A fintech tem cerca de 320 funcionários, tanto no Brasil quanto em países como Argentina, Espanha, Estados Unidos, França e México.
Salto em investimentos, e em receitas
Teijeiro afirma que a fintech já estava preparada para o trabalho remoto antes da chegada da pandemia de Covid-19 ao Brasil – o próprio fundador mora nos Estados Unidos. Do lado dos usuários, houve uma maior procura por uma solução de pagamentos dentro de casa.
“Nossa proposta ficou ainda mais importante para os usuários, porque eles não precisavam se expor em filas ou se deparar com agências fechadas. Tanto o trabalho remoto quanto o pagamento pelo celular viraram mainstream”, diz o fundador.
A vertical de recarga para transporte caiu, mas aumentaram as demandas por pagamento de boleto e por recarga de celular. Em 2020, a fintech teve receita de R$ 168 milhões. O negócio opera com EBITDA (lucro antes de juros, impostos, depreciação e amortização) positivo .
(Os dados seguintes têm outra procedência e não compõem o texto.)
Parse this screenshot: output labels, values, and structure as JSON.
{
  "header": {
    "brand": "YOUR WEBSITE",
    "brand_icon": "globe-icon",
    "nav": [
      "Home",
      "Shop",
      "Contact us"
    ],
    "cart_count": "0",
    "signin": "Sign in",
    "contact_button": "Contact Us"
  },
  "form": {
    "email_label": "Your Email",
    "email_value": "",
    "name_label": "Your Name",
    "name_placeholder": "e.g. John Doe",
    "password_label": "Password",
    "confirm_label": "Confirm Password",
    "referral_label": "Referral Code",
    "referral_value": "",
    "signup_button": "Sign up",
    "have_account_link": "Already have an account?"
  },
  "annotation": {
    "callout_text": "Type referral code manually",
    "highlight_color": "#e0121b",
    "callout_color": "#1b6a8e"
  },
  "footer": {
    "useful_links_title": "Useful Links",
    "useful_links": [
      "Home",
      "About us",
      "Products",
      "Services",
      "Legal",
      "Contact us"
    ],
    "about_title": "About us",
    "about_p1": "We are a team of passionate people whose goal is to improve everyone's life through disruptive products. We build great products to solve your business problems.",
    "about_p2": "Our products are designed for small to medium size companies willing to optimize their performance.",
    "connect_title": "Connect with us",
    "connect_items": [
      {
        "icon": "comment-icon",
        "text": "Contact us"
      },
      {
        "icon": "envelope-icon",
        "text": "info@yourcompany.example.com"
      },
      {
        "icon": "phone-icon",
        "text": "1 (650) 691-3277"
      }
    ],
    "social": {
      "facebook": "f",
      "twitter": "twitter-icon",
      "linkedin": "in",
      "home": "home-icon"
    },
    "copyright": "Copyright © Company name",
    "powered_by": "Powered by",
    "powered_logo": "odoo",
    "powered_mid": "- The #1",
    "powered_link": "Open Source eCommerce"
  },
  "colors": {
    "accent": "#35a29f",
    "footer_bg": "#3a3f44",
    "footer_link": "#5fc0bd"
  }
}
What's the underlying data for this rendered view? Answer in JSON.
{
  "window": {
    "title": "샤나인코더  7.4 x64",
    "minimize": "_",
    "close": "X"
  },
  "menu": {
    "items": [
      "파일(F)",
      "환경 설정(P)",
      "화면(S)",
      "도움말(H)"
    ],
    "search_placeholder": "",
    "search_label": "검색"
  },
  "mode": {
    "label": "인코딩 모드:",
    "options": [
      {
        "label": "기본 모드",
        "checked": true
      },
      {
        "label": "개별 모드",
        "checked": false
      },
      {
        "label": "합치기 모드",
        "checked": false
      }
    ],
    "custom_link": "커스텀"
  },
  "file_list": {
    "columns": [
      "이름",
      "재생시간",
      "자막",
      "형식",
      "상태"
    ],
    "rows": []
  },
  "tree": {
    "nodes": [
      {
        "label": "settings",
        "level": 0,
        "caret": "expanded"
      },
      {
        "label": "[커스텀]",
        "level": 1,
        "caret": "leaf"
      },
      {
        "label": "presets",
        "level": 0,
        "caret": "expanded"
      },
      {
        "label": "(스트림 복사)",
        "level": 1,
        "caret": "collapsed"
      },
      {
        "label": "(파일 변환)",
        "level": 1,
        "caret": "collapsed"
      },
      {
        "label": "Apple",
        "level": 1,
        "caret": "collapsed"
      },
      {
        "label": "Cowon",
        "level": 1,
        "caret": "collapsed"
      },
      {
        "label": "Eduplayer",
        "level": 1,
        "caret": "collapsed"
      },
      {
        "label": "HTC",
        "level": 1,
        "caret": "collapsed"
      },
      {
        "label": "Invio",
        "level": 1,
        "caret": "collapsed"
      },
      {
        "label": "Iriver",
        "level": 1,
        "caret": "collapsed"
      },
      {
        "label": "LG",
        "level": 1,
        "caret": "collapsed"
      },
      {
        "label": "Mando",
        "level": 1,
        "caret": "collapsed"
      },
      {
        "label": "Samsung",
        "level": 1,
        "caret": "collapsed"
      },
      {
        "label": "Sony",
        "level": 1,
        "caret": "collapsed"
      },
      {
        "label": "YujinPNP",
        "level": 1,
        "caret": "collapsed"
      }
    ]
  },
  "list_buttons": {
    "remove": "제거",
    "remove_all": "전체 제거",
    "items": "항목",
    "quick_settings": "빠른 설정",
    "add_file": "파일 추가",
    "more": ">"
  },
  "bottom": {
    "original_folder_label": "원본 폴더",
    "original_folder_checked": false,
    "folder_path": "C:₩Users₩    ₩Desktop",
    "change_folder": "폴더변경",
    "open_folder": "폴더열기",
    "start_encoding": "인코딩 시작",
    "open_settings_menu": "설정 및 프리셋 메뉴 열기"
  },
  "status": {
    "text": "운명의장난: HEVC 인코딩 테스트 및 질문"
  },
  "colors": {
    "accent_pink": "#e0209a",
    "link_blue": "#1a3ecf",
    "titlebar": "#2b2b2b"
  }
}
A RecargaPay já havia captado US$ 28,6 milhões de fundos como FJ Labs (que investiu em negócios como Uber, Rappi e Wish), IFC (Dafiti, Loggi) e TheVentureCity (Cabify). O investimento série C de US$ 70 milhões (R$ 385 milhões) foi liderado pelos fundos IDC Ventures e Fuel Venture Capital (entenda os estágios de crescimento e as rodadas de investimentos das startups). Também teve participação da ATW, da Experian (Grab) e da LUN Partners (23AndMe).
“O acesso a empréstimos, cartões de crédito e outras formas de pagamento permanece ilusório para muitos no Brasil e em outros países da América Latina. Historicamente, a infraestrutura de pagamentos digitais da região tem sido profundamente fragmentada”, afirmou em comunicado Bobby Aitkenhead, sócio-diretor executivo da IDC Ventures e ex-executivo do PayPal.
A fintech usará os novos recursos para investir em novos produtos e serviços, mas não revelou quais serão. Esse investimento inclui a contratação de profissionais de ciência de dados, desenvolvimento de produto e tecnologia. A RecargaPay projeta chegar a 500 funcionários em 2021.
Ao todo, a fintech captou US$ 98,6 milhões (cerca de R$ 550 milhões). A receita anualizada está em R$ 275 milhões, equivalente ao resultado de janeiro multiplicado por doze vezes.
O negócio de cartões telefônicos que deu origem ao RecargaPay atendeu diversos países – mas Teijeiro afirma que sua tese atual continua focada no extenso mercado brasileiro. “Estamos resolvendo um problema complexo de forma escalável, fazendo a diferença no país. Continuamos focados no potencial do Brasil.”